Crippling in the installation debt and rising inflation, Pakistani Prime Minister Imran Khan on Wednesday claimed that the country’s economic conditions were still ‘better than India’. Overcoming the Prime Session of the 2022 International Summit in Islamabad, PM Imran Khan confirmed that inflation was not a problem that only Pakistan dealing with and added that the gas rate was still cheaper than countries such as the US, UK and India.
“Inflation is not a problem only Pakistan, the whole world suffers from him. Joe Biden is being attacked by Donald Trump with price increases, Boris Johnson is being attacked in parliament. His own parliamentary members say gas fares. Can Pakistan do it in this case? Pakistan is still cheaper than Most countries. Look at our gasoline and diesel prices and compare with India and Bangladesh, we are the cheapest country, “he said at a meeting of business leaders.
Forced to make a difficult decision because of the IMF pressure: Pakistan Finance min
Imran Khan’s statement came when Pakistan looked at bankruptcy with his own federal finance minister Shaukat Tarin who admitted that the country was forced to take some ‘difficult decisions’ due to the pressure of the International Monetary Fund (IMF). The country driven by debt wants to revive important funds at USD 6 billion (EFF), which has forced the government led by Imran Khan to implement a new raft from the saving steps on the population.
Apart from its efforts, Pakistan’s consideration for the settlement of the sixth review and release of Tranche USD 1 billion was suspended by the IMF on January 10 after receiving a request from the Pakistani government, the IMF Executive Board decided to postpone the meeting.
A harder day ahead for Pakistan
Lately, Pakistan has witnessed the devaluation of the currency, high inflation, a surge in the level of gasoline, and the transaction deficit runs by aggravating economic problems. Defending the price surge, Shaukat Tarin said that the increase was the result of the IMF advice to increase petroleum development (PDL) levies. Pakistani opposition has accused the government to hand over the Pakistani state bank to the Bank of the IMF.

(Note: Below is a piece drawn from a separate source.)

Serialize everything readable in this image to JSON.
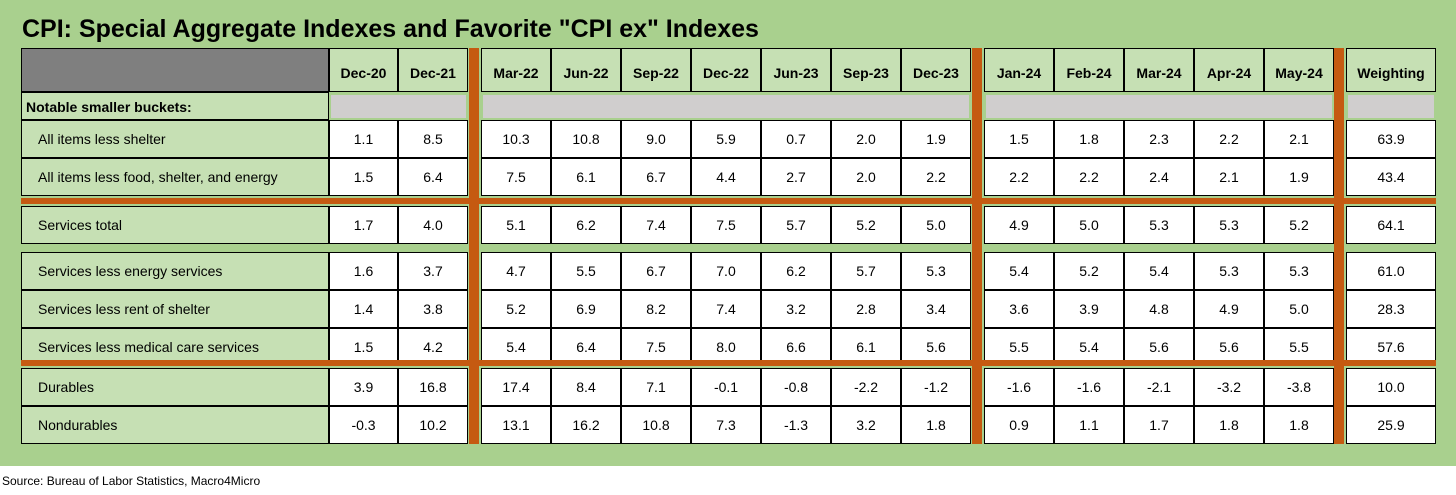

Apart from the international organization, Pakistan has also regularly borrowed from the United Arab Emirates (UAE) which set a tight clause for Imran Khan-LED countries in exchange for a loan package of $ 4.2 billion. The last time was borrowed from the Arabs, forced to pay back loans by taking a loan with the same number of China.
In turn, Pakistan must pay more than Rs 26 billion in interest costs to China to pay debts that are due in the fiscal year 2020-21. Reportedly, the country’s lack of money also faced a “hidden debt” score with a total of $ 385 billion due to the China Belt and Road Initiative (BRI) project.